И вот я шагаю по улице с сумкой да с конфетами под мышкой. Дом бабки Парасковьи неблизко. Сперва на левой стороне у реки Заманихи общественный амбар и пристань, потом, чуть подальше, сельпо. Это, можно выразиться, самый центр нашей Курбатовки, — как площадь Челюскинцев в Чернолесске. Отсюда мостки проложены вверх, но, однако же, намного от реки улица не отбегает, а вьется с ней как бы в упряжке. Вот слева дом капитана Гуляева, Никиты Харитоновича, пустой, заколоченный, в палисаднике — крапива и чертополох. Хозяева давно в отъезде. Дальше — клуб, на нем доска для афиш, сейчас на ней ничего понять нельзя, потому что старую афишу содрали, а новой картины еще нет. Потому на доске невесть что — одни лоскутки. Тут ружье торчит, там лошадиная голова из другой картины и еще велосипед из третьей, может, прошлогодней. Еще подальше, справа, дом Насти Гуляевой, — у нее в палисаднике стоит крест старый, весь белый от дождей. Это дед Гуляев поставил. Унесло его на льдине в море, он и обещал водрузить крест, если благополучно вернется. Ну, случай вышел не смертельный, прибило его к суше.
Еще шагов полсотни пройти — рыбозавод. Ворота сегодня на засове, потому на море пятые сутки взводень и на то́нях работы нет, семга в грубую погоду не ловится. За рыбозаводом улица поворачивает вправо и немного спустя упирается в лес.
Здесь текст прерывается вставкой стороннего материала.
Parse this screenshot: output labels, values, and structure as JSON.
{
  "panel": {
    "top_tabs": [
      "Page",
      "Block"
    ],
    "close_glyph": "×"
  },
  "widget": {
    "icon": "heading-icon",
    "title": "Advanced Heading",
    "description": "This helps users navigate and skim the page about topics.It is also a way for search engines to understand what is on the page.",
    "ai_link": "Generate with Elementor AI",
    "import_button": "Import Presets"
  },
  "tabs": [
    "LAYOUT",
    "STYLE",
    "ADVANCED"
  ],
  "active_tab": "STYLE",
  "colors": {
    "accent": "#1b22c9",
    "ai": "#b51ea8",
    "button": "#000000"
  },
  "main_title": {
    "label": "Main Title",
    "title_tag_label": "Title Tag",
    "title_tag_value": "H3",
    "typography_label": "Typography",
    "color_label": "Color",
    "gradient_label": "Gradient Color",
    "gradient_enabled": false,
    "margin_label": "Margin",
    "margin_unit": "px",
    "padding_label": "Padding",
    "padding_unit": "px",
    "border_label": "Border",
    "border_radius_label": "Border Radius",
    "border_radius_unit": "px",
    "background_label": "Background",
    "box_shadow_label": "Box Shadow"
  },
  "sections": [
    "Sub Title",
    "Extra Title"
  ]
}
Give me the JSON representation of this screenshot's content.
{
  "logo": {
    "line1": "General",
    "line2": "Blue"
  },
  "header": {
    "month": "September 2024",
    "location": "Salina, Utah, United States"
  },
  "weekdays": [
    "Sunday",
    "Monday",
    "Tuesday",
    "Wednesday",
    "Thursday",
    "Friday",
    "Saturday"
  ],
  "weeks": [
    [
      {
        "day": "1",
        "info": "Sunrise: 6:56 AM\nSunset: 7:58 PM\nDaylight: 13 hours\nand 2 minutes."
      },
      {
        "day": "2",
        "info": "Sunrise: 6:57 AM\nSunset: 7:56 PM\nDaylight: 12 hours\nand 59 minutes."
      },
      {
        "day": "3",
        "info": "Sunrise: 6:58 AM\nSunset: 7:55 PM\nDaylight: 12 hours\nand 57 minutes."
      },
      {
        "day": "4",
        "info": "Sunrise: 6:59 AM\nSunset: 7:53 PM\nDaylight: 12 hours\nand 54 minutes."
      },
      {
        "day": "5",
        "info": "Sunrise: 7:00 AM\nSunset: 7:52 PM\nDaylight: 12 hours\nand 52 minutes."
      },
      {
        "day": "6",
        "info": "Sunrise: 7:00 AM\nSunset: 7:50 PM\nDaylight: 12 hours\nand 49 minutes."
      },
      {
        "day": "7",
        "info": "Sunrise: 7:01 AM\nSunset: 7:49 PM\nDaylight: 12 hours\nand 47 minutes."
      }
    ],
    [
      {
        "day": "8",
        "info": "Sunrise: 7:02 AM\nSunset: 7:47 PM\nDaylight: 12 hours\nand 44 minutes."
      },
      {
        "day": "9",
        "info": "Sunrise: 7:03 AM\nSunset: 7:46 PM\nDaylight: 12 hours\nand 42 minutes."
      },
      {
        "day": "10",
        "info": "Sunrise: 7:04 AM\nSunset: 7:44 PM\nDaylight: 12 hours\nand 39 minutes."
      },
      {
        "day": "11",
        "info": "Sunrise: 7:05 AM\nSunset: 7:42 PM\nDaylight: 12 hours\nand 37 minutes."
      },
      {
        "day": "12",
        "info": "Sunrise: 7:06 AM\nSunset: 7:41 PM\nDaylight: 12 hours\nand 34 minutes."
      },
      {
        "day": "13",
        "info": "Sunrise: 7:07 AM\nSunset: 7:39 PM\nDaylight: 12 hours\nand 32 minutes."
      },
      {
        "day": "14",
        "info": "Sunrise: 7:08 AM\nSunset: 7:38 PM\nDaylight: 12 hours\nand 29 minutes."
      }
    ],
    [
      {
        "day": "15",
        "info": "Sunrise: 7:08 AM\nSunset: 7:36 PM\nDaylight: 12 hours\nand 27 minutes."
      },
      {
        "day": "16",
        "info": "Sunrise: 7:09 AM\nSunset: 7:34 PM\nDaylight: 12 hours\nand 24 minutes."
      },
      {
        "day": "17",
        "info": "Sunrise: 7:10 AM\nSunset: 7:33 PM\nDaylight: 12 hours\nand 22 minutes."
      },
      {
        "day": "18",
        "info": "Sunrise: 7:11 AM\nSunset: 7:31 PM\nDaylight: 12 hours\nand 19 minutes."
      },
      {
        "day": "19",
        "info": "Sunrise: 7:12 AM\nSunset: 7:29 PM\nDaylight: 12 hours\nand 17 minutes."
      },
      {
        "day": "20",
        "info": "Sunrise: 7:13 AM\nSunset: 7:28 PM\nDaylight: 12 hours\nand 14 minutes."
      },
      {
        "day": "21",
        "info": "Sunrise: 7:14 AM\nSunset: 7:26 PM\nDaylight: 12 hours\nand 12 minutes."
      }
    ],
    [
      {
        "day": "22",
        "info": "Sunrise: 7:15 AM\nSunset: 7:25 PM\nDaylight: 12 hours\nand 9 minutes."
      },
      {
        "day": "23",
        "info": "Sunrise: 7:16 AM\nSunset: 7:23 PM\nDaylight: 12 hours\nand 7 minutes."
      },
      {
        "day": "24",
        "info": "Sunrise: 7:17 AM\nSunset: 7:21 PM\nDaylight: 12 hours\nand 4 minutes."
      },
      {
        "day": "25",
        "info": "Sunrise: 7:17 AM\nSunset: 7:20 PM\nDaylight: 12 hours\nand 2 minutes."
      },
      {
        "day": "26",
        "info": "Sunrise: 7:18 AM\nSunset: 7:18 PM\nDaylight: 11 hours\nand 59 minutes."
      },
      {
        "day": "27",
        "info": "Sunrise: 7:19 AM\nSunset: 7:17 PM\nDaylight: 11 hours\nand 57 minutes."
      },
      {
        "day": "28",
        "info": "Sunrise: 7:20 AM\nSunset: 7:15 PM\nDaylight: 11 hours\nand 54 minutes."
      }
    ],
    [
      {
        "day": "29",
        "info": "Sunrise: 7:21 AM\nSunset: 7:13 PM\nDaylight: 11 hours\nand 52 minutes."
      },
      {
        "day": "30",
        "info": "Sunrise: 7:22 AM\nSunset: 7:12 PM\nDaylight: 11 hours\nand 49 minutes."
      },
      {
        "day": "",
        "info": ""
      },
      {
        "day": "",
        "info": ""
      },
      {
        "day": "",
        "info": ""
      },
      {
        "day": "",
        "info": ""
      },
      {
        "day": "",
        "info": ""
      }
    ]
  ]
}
Там, на краю, на холмике, живет в новом доме бабка Парасковья Гуляева. Дом, ни дать ни взять, — теремок из сказки сочинения Пушкина. Крылечко со столбиками резными, наличники на окнах, мезонин с фигурами, а уж конек на крыше — ну, чисто кружевной! Не то что в Курбатовке, а, почитай, во всех селениях на побережье нет дома пригожее! Загляденье! Строили его специально для покойной Авдотьи Гуляевой, сказительницы былин, а бабка Парасковья обитает тут сейчас как ее сестра и наследница всего имущества. Сказы она не складывает, — такой талант одной Авдотье достался, — но кое-что из старого помнит. Нет-нет, бывало, и споет про Илью Муромца.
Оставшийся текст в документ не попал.